The freelance industry is already pretty big in Pakistan, especially during this pandemic when most of the world has started working remotely. As a freelance artist, you will have to work twice as hard. Mostly because having a strong social media or an online presence will bring you more work. To build such a presence takes a lot of effort and time. You will need to manage this alongside projects that will pay your bills.
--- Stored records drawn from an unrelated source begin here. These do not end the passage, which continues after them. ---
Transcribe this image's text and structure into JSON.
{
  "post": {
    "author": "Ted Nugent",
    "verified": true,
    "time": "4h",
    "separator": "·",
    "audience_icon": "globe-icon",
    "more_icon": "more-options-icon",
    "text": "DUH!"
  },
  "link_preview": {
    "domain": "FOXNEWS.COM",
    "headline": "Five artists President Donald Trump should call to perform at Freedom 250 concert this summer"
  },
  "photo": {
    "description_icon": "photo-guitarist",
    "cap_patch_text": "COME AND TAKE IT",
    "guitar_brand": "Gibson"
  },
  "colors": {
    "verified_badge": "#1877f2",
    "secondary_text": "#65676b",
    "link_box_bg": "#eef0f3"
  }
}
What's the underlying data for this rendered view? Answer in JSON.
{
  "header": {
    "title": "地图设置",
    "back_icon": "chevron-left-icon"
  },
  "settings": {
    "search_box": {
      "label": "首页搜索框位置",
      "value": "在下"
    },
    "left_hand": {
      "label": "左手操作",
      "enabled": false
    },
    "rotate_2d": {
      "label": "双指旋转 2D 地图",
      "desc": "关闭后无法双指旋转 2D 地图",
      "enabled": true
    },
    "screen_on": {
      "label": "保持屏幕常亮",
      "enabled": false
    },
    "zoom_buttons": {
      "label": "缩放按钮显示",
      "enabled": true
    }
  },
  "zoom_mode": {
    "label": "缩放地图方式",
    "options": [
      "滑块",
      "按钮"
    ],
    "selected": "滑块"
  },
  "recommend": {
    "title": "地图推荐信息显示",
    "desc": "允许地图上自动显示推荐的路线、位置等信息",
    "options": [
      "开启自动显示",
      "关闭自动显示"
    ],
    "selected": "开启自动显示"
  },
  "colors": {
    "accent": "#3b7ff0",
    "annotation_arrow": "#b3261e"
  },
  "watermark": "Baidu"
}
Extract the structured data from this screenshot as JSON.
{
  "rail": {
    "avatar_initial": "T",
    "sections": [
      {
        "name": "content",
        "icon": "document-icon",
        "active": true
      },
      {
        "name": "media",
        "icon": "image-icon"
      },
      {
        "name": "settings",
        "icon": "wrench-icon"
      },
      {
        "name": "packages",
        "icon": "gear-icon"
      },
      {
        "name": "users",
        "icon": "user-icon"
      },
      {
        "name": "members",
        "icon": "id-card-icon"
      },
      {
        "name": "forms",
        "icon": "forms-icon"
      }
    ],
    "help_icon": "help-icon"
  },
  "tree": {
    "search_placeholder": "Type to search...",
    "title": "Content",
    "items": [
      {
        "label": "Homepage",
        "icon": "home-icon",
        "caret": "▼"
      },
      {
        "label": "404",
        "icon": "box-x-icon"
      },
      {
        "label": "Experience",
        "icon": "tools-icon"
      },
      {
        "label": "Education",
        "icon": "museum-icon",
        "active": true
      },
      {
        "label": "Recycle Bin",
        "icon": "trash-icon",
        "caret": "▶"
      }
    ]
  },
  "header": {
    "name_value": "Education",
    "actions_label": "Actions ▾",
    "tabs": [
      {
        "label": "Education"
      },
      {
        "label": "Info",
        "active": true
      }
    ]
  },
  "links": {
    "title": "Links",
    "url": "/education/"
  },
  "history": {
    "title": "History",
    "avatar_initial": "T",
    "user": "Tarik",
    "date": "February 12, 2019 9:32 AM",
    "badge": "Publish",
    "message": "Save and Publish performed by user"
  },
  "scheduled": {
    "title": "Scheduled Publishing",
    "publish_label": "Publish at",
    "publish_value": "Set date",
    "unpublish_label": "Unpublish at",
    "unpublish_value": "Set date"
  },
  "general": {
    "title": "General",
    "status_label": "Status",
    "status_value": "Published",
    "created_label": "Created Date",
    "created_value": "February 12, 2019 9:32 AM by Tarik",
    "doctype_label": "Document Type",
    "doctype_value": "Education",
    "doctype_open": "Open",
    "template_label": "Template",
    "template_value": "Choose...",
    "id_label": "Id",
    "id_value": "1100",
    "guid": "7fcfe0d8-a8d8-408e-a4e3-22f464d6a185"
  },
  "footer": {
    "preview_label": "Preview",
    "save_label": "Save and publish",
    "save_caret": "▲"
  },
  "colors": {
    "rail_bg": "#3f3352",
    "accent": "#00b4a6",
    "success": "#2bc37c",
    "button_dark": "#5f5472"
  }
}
7. Your speculative illustrations titled “Bayabaan” showing a post-apocalyptic future of Karachi is making rounds of appreciation on social media. How did you conceive the idea to do this project?
Bayabaan like all of my other personal projects was a very spontaneous idea. I was researching post-apocalyptic content after watching a show on zombies. I realized that there is no Pakistani content that highlights such a universe. I began to imagine a monument in Karachi in a post-apocalyptic setting. But when I was done illustrating it and decided to post it, it felt incomplete. It needed a caption. And somehow writing that caption took me into that world as a creature who was questioning everything it could see.

From there on I wrote the chapters first before illustrating the scenes because I liked to see things as that creature. I think it’s the writing that makes Bayabaan so fascinating for me. But that’s also what holds me back. I only write it when I’m in a certain zone. I feel I can’t force the writing for this specific series.

8. Your advice to the youth of Pakistan
My advice would be to just start. Whatever is it that you want to do, find a way to get started. It will not be easy but if you do manage to do it, it’ll be worth the effort.